Pour dimanche, jour où seuls les magasins d'Ile-de-France sont ouverts, la grève pourrait connaître une parenthèse, d'après le syndicat. Les salariés sont rémunérés à 225% ce jour-là et les arrêts de travail sont exceptionnels, a souligné la direction.
Au plus fort du mouvement, la direction a recensé quelque 500 grévistes sur les 5 500 salariés devant travailler ce jour, soit 9% essentiellement à Franconville (Val d'Oise), Paris Nord (Val d'Oise), Thiais et Villiers-sur-Marne (Val-de-Marne). Evoquant «un mouvement massif», la CGT a quant à elle dénombré plus de 50% de grévistes.

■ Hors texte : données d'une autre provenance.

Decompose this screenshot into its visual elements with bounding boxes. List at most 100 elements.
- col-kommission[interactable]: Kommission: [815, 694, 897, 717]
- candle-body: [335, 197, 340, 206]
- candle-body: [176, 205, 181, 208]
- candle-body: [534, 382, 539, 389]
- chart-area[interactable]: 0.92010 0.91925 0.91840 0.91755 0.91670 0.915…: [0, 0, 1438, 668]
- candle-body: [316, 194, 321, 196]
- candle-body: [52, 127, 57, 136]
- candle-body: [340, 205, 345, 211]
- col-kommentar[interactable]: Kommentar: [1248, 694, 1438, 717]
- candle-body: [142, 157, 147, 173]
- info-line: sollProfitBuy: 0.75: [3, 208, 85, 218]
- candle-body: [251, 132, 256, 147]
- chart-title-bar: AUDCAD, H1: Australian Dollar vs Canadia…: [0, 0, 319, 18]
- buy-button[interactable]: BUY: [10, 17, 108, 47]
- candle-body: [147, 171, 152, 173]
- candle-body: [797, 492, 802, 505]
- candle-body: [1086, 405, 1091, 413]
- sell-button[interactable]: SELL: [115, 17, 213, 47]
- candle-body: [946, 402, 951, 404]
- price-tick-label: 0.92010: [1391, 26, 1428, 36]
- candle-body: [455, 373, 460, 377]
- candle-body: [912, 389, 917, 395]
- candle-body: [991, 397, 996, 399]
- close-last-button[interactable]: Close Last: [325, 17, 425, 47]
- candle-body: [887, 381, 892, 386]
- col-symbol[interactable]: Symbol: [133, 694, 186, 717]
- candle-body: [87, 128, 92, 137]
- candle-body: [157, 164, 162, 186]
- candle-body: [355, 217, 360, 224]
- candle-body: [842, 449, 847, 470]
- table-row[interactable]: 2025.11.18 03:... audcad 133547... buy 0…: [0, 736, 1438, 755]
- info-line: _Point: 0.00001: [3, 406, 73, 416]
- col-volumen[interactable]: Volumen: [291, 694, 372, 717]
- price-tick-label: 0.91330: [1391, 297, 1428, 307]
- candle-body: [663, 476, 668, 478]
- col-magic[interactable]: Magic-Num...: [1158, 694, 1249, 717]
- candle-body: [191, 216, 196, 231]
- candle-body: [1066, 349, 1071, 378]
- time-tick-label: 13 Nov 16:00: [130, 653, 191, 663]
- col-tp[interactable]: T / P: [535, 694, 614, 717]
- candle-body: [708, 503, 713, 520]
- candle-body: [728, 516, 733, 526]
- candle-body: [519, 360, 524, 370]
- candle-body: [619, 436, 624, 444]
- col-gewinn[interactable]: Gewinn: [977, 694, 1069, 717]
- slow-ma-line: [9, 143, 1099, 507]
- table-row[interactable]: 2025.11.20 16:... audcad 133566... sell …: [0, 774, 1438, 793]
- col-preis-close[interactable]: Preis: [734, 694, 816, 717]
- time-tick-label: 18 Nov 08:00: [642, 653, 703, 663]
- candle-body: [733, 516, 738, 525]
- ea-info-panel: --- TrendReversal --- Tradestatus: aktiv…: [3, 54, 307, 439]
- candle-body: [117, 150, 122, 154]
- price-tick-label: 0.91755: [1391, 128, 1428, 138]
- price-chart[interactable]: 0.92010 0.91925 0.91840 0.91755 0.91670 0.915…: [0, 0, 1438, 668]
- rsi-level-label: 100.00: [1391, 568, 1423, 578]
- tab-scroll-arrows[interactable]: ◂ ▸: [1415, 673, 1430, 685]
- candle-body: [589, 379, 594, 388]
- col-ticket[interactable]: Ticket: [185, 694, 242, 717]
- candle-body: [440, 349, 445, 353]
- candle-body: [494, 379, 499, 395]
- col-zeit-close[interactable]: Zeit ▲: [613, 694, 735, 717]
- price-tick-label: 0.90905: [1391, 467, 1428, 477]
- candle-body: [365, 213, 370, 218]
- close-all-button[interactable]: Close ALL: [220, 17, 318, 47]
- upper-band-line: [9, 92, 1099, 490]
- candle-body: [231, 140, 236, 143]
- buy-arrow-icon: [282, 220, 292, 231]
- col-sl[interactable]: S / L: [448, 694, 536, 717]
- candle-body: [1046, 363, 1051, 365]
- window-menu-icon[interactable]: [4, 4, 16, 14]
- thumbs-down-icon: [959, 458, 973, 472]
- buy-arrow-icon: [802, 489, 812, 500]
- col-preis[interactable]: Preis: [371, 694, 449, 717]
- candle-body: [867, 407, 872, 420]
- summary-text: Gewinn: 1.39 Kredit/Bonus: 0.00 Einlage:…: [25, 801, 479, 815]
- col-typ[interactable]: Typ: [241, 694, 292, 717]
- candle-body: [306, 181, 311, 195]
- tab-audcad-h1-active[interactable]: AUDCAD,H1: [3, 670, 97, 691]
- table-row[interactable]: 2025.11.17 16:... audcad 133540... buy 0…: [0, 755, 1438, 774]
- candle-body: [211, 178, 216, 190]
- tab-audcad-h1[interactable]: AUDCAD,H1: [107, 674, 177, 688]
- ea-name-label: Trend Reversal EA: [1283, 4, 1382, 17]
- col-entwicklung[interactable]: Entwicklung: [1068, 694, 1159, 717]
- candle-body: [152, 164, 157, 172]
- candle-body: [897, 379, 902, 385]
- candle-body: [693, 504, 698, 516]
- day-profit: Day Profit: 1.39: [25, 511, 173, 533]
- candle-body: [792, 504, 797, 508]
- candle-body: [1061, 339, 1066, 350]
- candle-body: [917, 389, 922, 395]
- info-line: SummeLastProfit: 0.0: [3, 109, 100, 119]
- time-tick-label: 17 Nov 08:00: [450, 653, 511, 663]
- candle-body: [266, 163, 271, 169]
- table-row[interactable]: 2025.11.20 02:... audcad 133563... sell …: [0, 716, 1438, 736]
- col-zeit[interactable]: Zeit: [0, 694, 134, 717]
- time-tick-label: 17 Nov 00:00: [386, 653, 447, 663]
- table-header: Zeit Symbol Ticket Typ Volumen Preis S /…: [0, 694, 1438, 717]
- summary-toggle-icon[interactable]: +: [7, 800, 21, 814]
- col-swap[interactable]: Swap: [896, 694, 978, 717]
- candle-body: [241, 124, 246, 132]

A Franconville, la directrice du magasin a justifié la fermeture : «Nous avons décidé de fermer pour préserver la sécurité des collaborateurs et des clients», a déclaré Claire Héry, co-directrice, du magasin de Franconville évoquant le «principe de précaution». «Il y avait des menaces d'actions spectaculaires des organisations syndicales qui font pression sur les non-grévistes», a-t-elle précisé, ajoutant que «nous allons travailler aujourd'hui avec les non-grévistes dans le magasin» notamment sur les stocks, pour rattraper le retard accumulé dans la semaine à l'occasion de débrayages. En temps normal, entre 8 et 9 000 clients fréquentent ce magasin le samedi.
A Paris Nord, une cinquantaine de grévistes se sont installés tôt samedi dans le hall sur des canapés et devant l'entrée, accueillant dans une ambiance sonore et bon enfant les clients.
A Plaisir (Yvelines), une soixantaine de personnes scandaient dans un froid glacial «respecter les employés» et «Plaisir ne bougera pas».
A Roques-sur-Garonne, près de Toulouse, une quarantaine de grévistes portaient une banderole «Ikea en grève». «Le magasin tourne au ralenti avec les cadres et les CDD», selon la CFDT.
A Marseille, une vingtaine de salariés, selon le même syndicat, ont sensibilisé «clients et non-grévistes» sur «les conditions de travail dégradées et la perte des valeurs de partage» dans l'entreprise.
Prochaine réunion syndicats-direction, lundi
Le mouvement de protestation a commencé par une grève locale samedi dernier. La situation s'est tendue avec l'occupation par intermittence, à partir de lundi, du siège social du groupe à Plaisir (Yvelines). Depuis vendredi après-midi, le siège n'est plus occupé.
Une nouvelle réunion «d'échanges» portant sur les conditions de travail est prévue lundi avec les syndicats. Le PS a estimé que cette grève était «symptomatique du blocage des salaires en France» et s'est «indigné» de «l'absence de propositions» du gouvernement en matière salariale.